Wouldn't it be nice to be able to access all your messages, regardless of their original form, from wherever you are and in whatever format suits you best? You can - sort of. The answer is ''unified messaging.''

Unified messaging uses the fundamental store-and-forward concept of all messaging along with format conversions to separate message form from content.

In a typical real world example, a server forwards your faxes as graphics files and your voice mail messages as audio files to your e-mail as file attachments. Some systems allow you dial in and have a message server read you all of your messages, whether they originally arrived as voice or e-mail.

Can you listen to a fax?

While some unified messaging proponents hype the any-to-any model, some conversions don't make practical sense - would you really want to access your voice-mail messages as faxes? Most existing services hedge somewhere - you can be notified of faxes by phone, for example, but you cannot access them.

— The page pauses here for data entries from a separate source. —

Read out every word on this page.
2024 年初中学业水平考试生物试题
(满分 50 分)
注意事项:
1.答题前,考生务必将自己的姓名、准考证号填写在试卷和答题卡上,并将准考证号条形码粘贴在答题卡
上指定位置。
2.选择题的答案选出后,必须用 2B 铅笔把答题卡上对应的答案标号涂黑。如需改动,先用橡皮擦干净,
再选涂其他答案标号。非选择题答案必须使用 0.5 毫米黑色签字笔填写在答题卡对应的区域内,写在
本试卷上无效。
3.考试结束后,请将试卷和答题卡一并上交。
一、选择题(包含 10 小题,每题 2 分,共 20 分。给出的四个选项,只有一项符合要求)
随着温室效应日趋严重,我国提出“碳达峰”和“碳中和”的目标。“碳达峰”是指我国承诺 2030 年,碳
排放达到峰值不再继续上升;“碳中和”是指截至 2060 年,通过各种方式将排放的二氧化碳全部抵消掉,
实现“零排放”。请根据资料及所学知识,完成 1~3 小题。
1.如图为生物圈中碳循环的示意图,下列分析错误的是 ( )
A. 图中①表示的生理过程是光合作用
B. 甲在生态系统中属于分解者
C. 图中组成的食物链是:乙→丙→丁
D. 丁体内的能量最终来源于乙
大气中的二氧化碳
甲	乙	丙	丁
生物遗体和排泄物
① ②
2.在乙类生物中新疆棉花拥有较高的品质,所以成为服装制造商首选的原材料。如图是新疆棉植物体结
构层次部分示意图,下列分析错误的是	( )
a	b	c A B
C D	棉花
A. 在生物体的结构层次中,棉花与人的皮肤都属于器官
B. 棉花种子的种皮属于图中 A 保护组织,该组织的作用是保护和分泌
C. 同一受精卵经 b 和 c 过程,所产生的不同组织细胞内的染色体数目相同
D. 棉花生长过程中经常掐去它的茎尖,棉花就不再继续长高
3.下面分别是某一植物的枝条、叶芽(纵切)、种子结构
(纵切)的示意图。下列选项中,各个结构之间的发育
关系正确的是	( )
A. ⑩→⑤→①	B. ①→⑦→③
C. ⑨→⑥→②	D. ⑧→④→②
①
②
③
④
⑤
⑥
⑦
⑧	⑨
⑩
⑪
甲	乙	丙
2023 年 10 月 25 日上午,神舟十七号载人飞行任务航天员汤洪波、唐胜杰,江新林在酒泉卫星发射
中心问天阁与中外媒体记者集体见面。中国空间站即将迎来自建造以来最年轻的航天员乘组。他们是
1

A number of companies offer unified messaging products and services today. Jfax.com provides unified messaging services in the United States, Europe and the Pacific Rim.

Users get a telephone number in any of 60 cities in the world where they can receive voice messages and faxes that are converted and forwarded to an existing e-mail account. They can also access e-mail, voice mail and fax headers from a touch-tone phone.

PhoneSoft, an IBM Solution Developer partner, makes unified messaging products for Lotus Notes. Unified MailCall functions as a voice gateway for Notes, storing messages as audio files and forwarding them to the recipient's Notes mailbox. It also allows access to both voice and e-mail messages (using text-to-speech) from a phone.

For those who prefer to leave the laptop behind without losing access to e-mail, MailTel, from Acorn Communications Corp., is a service for selectively copying e-mail from a POP3 (standard Internet) account to a MailTel server, where it can be accessed from a phone using text-to-speech. The service can also notify users by pager or fax when important e-mail arrives.

In the future, voice recognition, optical character recognition (which converts images of words to text), text-to-speech and other emerging technologies may make any-to-any format conversions practical. For the moment, most of us could be satisfied with a single place to look for all those messages.